Tehlikeli gelişmeler
Sudan Ulusal Ümmet Partisi Siyasi Bürosu Politikalar Komitesi Başkanı İmam el-Hulv, bu olayların seyrine ilişkin olarak “Sudan’ın şu anda her düzeyde tanık olduğu gelişmelerin, özellikle askeri ve sivil bileşenler arasındaki medya geriliminde yaşananlar hususunda, sıradan vatandaşlar ve siyasi güçler için oldukça endişe verici olduğuna şüphe yok. Sudan halkının, tüm farklı bileşenleriyle tarih boyunca silahlı kuvvetlerin statüsünü ve prestijini koruduğu ve her türlü istismarı reddettiği bir dönemde ordu liderleri, ilk kez siyasi isim ve partilerle münakaşaya giriyor. Devleti ve toprak bütünlüğünü koruma konusundaki ulusal misyonu çerçevesinde siyasi faaliyetlerden uzak durmalıydı” açıklamasında bulundu.
Şarku’l Avsat’ın Independent Arabia kaynaklı haberine göre, Hulv, “Ülkenin doğusunda tırmanan olaylar son derece endişe verici ve tehlikelidir. Birleşmiş Milletler (BM) misyonunun Port Sudan’a gelişinin tehlikeli bir gelişmeyi temsil ettiği açıktır. Özellikle geçiş aşamasını tehdit eden birçok uluslararası temsilcinin şu anda Hartum’da bulunması, birkaç uluslararası müdahalenin başlangıcı olabilir. Bu nedenle tüm taraflar arasındaki medya atışmasının durdurulması ve ulusal gündeme yönelmek kaydıyla, bu krizden çıkış yolu olarak çatışan gruplar arasında bir diyalogun benimsenmesi çağrısında bulunuyoruz.
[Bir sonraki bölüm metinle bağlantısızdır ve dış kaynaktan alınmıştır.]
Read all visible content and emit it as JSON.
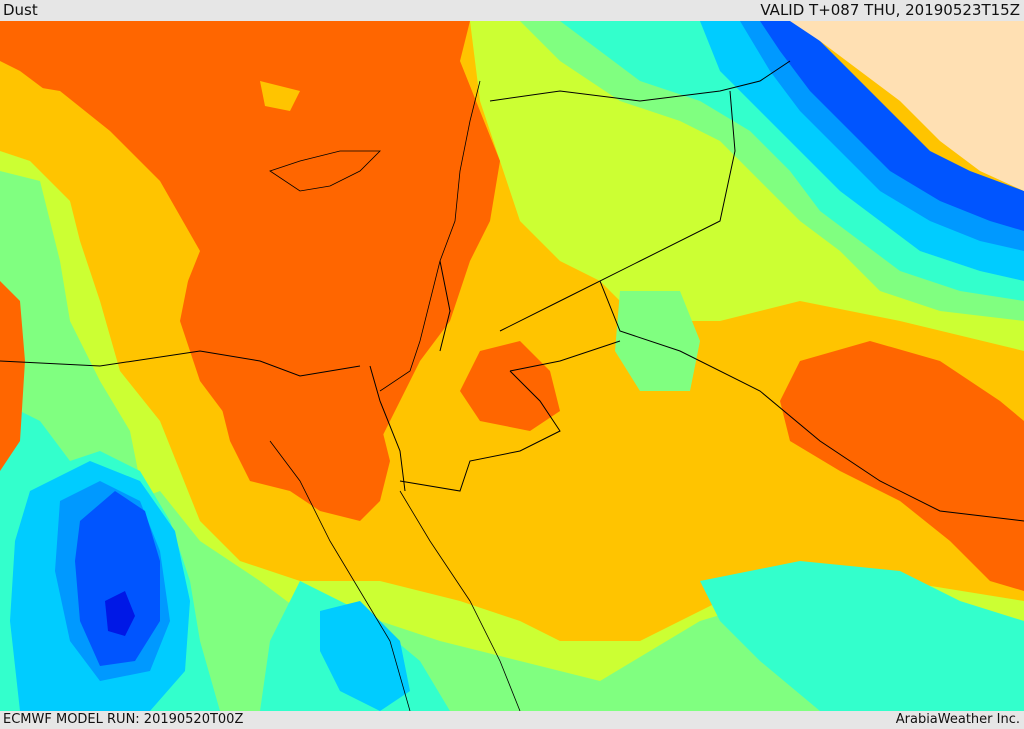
{
  "header": {
    "title": "Dust",
    "valid_time": "VALID T+087 THU, 20190523T15Z"
  },
  "footer": {
    "model_run": "ECMWF MODEL RUN: 20190520T00Z",
    "credit": "ArabiaWeather Inc."
  },
  "map": {
    "colors": {
      "land_clear": "#ffe0b3",
      "very_high": "#ff6600",
      "high": "#ffc400",
      "moderate_high": "#ccff33",
      "moderate": "#80ff80",
      "moderate_low": "#33ffcc",
      "low": "#00ccff",
      "lower": "#0099ff",
      "very_low": "#0055ff",
      "lowest": "#0018e6",
      "border": "#000000"
    }
  }
}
Ulusal gündem, demokratik dönüşüme, adil barışa, özgür ve adil seçimlere ulaşmak askeri ve sivil unsurlar arasındaki güveni yeniden tesis etmeye çalışmaktır” ifadelerini kullandı.

Bilgelik ve deneyim
İmam el-Hulv, geçiş hükümetini doğudaki protestocularla aynı masaya oturmaya çağırırken, böylece özellikle meşru oldukları için talep konusunda uzlaşı sağlayabileceklerini dile getirdi. Yetkili, akılcı yönelimin ve ‘birliği ve inşası için’ vatanın çıkarlarını ileriye taşımanın, geçiş sürecini sorunsuz bir şekilde sona ulaştıracağını vurguladı.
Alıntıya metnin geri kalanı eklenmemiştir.